# Embedding Flatten Classifier

## Install and import dependent libraries
This section installs required package. Version should be specified for reproducibility.

In [None]:
! pip install janome==0.3.10 attrdict==2.0.1

In [None]:
# Import libraries
import attrdict
from janome.tokenizer import Tokenizer as JanomeTokenizer
import numpy as np
import random
import os
import tensorflow.keras as keras
from tensorflow.keras.preprocessing.sequence import pad_sequences

## Define parameters
Declare parameters set by `papermill` .

In [None]:
name = "test"
data_dir = "data_sample"
output_dir ="output"
num_words = 500
embedding_size = 100
batch_size = 32
input_length = 50
num_epochs = 10

Create an attribute object `param` from parameters, then delete parameter variables to clean this namespace.

In [None]:
_params = attrdict.AttrDict({
    "name": name,
    "data_dir": data_dir,
    "output_dir": output_dir,
    "num_words": num_words,
    "embedding_size": embedding_size,
    "batch_size": batch_size,
    "input_length": input_length,
    "num_epochs": num_epochs,
})
del data_dir
del output_dir
del embedding_size
del num_words
del batch_size
del input_length
del num_epochs

## Load Dataset

In [None]:
def load_dataset(path):
    wakati_tokenizer = JanomeTokenizer(wakati=True)
    items = [x.split("\t") for x in open(path)]
    return [wakati_tokenizer.tokenize(item[1]) for item in items], [item[0] for item in items]

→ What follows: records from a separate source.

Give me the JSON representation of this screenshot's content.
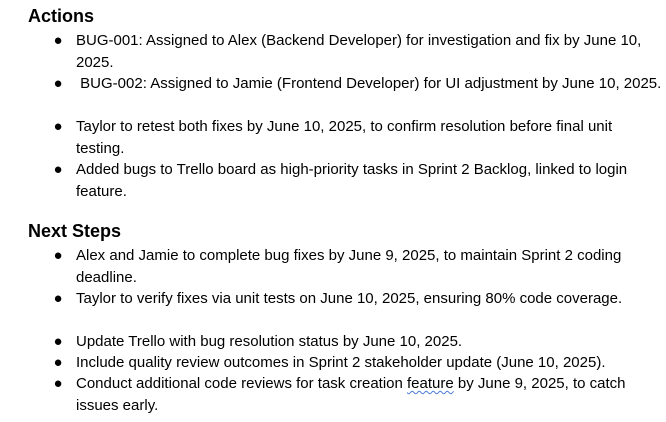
{
  "actions": {
    "heading": "Actions",
    "items": [
      "BUG-001: Assigned to Alex (Backend Developer) for investigation and fix by June 10, 2025.",
      " BUG-002: Assigned to Jamie (Frontend Developer) for UI adjustment by June 10, 2025.",
      "Taylor to retest both fixes by June 10, 2025, to confirm resolution before final unit testing.",
      "Added bugs to Trello board as high-priority tasks in Sprint 2 Backlog, linked to login feature."
    ]
  },
  "next_steps": {
    "heading": "Next Steps",
    "items": [
      "Alex and Jamie to complete bug fixes by June 9, 2025, to maintain Sprint 2 coding deadline.",
      "Taylor to verify fixes via unit tests on June 10, 2025, ensuring 80% code coverage.",
      "Update Trello with bug resolution status by June 10, 2025.",
      "Include quality review outcomes in Sprint 2 stakeholder update (June 10, 2025)."
    ],
    "last_item": {
      "before": "Conduct additional code reviews for task creation ",
      "flagged_word": "feature",
      "after": " by June 9, 2025, to catch issues early."
    }
  }
}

train_texts, train_labels = load_dataset(_params.data_dir + "/train.tsv")
valid_texts, valid_labels = load_dataset(_params.data_dir + "/valid.tsv")
test_texts, test_labels = load_dataset(_params.data_dir + "/test.tsv")

## Define preprocessor and tokenizer

In [None]:
# Build tokenizer
tokenizer = keras.preprocessing.text.Tokenizer(num_words=_params.num_words)
tokenizer.fit_on_texts(train_texts)
tokenizer.word_index

# [TODO] process unknown words

In [None]:
# Build labels
# num_words is set to large number to cover all the labels
label_tokenizer = keras.preprocessing.text.Tokenizer(num_words=10000, filters="", lower=False)
label_tokenizer.fit_on_texts(train_labels)
label_tokenizer.word_index

## Define model

In [None]:
def build_model(num_words, embedding_size, label_size, input_length):
    model = keras.models.Sequential()
    model.add(keras.layers.Embedding(_params.num_words, _params.embedding_size, input_length=input_length))
    model.add(keras.layers.Flatten())
    model.add(keras.layers.Dense(32, activation="relu"))
    model.add(keras.layers.Dense(label_size, activation="softmax"))
    return model

## Tune hyper parameters fitting on validation data

In [None]:
def set_seed(seed):
    random.seed(seed)
    np.random.seed(seed)

In [None]:
def train(params):
    label_size = len(label_tokenizer.word_index)+1  # The number starts from 0, so add one
    model = build_model(params.num_words, params.embedding_size, label_size, params.input_length)
    model.summary()
    
    # Prepare train/validation set
    x_train = pad_sequences(tokenizer.texts_to_sequences(train_texts), maxlen=params.input_length)
    y_train = np.array([label_tokenizer.word_index[l] for l in train_labels])
    x_valid = pad_sequences(tokenizer.texts_to_sequences(valid_texts), maxlen=params.input_length)
    y_valid = np.array([label_tokenizer.word_index[l] for l in valid_labels])

    # Train
    model.compile(
        optimizer="rmsprop",
        loss="sparse_categorical_crossentropy",
        metrics=["accuracy", "sparse_top_k_categorical_accuracy"],
    )
    callbacks_list = [
        keras.callbacks.EarlyStopping(
            monitor="val_accuracy",
            patience=1, # Stop training if the monitor metric is not improved in 2 epochs in the row
        ),
        keras.callbacks.ModelCheckpoint(
            filepath=os.path.join(params.output_dir, "model.h5"),
            monitor="accuracy",
            save_best_only=True,
        ),
        keras.callbacks.TensorBoard(
            log_dir=params.output_dir,
            histogram_freq=1,
            embeddings_freq=1,
        )
    ]

    history = model.fit(
        x_train,
        y_train,
        epochs=_params.num_epochs,
        batch_size=_params.batch_size,
        callbacks=callbacks_list,
        validation_data=(x_valid, y_valid),
    )
    return history.model

_val_best_model = train(_params)

## Evaluate the best model

In [None]:
def evaluate(params, model):
    # Prepare train/validation set
    x_test = pad_sequences(tokenizer.texts_to_sequences(test_texts), maxlen=params.input_length)
    y_test = np.array([label_tokenizer.word_index[l] for l in test_labels])
    
    model.summary()
    print(model.evaluate(x_test, y_test))
    

evaluate(_params, _val_best_model)